In a written defence to the claim, Gary Blaker QC denies that there are any ‘defects in the design or construction of the building’ and says Mr Tejani is due no compensation.
‘From the defendants’ investigations the noise cannot be heard throughout the apartment but is more localised and can only be heard at limited times,’ he says.
‘The noise is a short click akin to popping bubble wrap and which is infrequent. The frequency of the clicking noise increases when it is sunny.
‘The noise is not at a level that should wake up any occupant of the apartment.’

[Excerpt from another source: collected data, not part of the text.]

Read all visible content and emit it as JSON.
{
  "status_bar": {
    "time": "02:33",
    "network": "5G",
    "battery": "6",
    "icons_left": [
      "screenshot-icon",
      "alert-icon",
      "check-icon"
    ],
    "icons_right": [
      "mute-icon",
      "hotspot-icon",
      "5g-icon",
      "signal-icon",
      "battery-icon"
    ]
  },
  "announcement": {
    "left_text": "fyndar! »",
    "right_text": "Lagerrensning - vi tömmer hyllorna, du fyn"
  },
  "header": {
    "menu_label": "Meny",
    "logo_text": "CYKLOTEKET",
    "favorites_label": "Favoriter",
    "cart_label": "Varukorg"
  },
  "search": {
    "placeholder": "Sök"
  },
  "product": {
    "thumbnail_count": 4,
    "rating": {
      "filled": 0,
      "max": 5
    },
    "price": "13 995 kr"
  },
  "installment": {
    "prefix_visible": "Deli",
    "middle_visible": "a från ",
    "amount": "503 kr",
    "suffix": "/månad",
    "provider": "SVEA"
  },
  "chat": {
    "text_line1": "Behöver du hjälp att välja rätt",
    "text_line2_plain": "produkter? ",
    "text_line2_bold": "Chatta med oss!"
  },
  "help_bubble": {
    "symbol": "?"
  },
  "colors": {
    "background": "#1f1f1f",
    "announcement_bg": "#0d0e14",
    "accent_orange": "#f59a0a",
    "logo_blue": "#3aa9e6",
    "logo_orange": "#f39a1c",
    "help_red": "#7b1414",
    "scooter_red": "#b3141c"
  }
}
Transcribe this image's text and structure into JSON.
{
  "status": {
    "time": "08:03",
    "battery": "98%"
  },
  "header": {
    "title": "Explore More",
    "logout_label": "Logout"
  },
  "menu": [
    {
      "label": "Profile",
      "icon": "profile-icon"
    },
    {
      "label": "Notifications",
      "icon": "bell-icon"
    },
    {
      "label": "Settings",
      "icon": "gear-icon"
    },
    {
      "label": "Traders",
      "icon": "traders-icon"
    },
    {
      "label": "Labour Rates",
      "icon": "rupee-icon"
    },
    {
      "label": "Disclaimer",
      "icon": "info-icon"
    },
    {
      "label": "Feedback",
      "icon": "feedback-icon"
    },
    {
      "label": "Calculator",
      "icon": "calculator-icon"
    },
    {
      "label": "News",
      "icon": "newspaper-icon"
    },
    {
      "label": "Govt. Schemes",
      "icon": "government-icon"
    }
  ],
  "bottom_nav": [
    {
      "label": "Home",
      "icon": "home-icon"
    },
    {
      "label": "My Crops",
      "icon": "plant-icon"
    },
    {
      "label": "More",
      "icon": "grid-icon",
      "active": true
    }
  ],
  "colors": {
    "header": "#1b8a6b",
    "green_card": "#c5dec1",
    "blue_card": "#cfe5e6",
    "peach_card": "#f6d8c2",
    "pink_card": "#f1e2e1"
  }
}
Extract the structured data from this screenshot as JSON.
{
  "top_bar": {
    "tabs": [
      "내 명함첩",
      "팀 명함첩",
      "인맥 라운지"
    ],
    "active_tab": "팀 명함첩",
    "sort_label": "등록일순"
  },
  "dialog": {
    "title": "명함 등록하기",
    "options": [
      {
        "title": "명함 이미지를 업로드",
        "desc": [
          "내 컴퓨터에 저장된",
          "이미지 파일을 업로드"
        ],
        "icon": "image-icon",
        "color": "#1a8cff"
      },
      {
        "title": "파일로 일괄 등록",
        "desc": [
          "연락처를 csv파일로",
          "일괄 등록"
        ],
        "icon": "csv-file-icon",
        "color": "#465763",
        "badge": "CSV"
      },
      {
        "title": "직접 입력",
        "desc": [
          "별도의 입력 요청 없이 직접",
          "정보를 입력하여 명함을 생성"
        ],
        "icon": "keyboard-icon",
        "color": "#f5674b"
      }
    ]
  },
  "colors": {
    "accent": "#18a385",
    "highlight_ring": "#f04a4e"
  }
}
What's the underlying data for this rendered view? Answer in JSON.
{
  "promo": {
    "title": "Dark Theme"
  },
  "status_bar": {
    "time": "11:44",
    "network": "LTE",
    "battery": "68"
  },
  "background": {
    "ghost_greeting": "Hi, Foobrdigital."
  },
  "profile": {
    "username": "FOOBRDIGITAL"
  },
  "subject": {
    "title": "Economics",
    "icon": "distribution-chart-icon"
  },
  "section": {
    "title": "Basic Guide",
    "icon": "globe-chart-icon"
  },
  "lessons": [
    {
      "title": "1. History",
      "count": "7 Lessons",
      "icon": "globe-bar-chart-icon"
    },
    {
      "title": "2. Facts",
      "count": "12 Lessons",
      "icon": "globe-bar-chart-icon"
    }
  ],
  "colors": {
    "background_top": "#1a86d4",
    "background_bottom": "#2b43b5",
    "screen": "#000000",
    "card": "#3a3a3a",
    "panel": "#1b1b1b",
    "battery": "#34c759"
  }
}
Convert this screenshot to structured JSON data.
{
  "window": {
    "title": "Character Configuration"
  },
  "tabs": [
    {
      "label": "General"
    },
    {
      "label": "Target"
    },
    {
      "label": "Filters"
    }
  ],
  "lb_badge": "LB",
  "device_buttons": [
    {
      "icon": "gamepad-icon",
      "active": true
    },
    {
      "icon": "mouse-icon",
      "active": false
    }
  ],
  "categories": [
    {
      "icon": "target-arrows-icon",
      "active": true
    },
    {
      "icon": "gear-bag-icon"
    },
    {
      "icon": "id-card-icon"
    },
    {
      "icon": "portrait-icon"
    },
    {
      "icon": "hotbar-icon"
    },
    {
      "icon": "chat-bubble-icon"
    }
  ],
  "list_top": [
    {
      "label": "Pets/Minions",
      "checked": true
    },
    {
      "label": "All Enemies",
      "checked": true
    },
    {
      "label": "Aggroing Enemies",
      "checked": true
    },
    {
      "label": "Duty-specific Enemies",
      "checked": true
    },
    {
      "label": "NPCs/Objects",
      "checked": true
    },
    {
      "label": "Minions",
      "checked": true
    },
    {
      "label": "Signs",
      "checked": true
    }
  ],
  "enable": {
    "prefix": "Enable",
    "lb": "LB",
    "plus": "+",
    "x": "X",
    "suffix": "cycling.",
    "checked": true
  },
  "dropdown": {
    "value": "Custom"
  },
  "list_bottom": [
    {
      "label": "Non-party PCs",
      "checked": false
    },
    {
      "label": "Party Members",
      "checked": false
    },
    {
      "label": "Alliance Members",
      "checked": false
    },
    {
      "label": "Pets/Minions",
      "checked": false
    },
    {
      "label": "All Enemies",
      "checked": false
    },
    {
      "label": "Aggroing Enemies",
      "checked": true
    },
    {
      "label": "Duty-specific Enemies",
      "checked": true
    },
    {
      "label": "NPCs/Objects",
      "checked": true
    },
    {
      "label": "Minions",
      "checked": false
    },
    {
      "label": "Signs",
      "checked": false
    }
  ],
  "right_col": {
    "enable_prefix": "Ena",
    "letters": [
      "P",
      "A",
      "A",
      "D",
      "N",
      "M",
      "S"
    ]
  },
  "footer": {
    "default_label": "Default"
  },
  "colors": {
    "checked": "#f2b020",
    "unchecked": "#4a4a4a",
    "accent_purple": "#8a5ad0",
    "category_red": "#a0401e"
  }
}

He continues: ‘Notwithstanding the fact that the defendants do not accept that a defect is present at the building and/or apartment, the defendants have since 2018 carried out extensive tests and works to identify the cause of and thereafter remedy the clicking/popping noise.’
He said experts thought the noise may be coming from a window mullion, but accepts that the noise has not gone.
Mr Blaker also denies that Mr Tejani has made any losses on the property, which he says has been perfectly habitable throughout.
Mr Tejani had rejected offers which would have seen him make a profit on the apartment, and had also turned down offers to rent it because the offered rents were not high enough.
He had also stayed there with his family on occasions, while his son, Amirali, had stayed there frequently, using it as a pied a terre until at least 2018, he said.
‘All of the above acts were inconsistent with the apartment being unfit for habitation,’ he says.
The case is due to be heard next month by a High Court judge.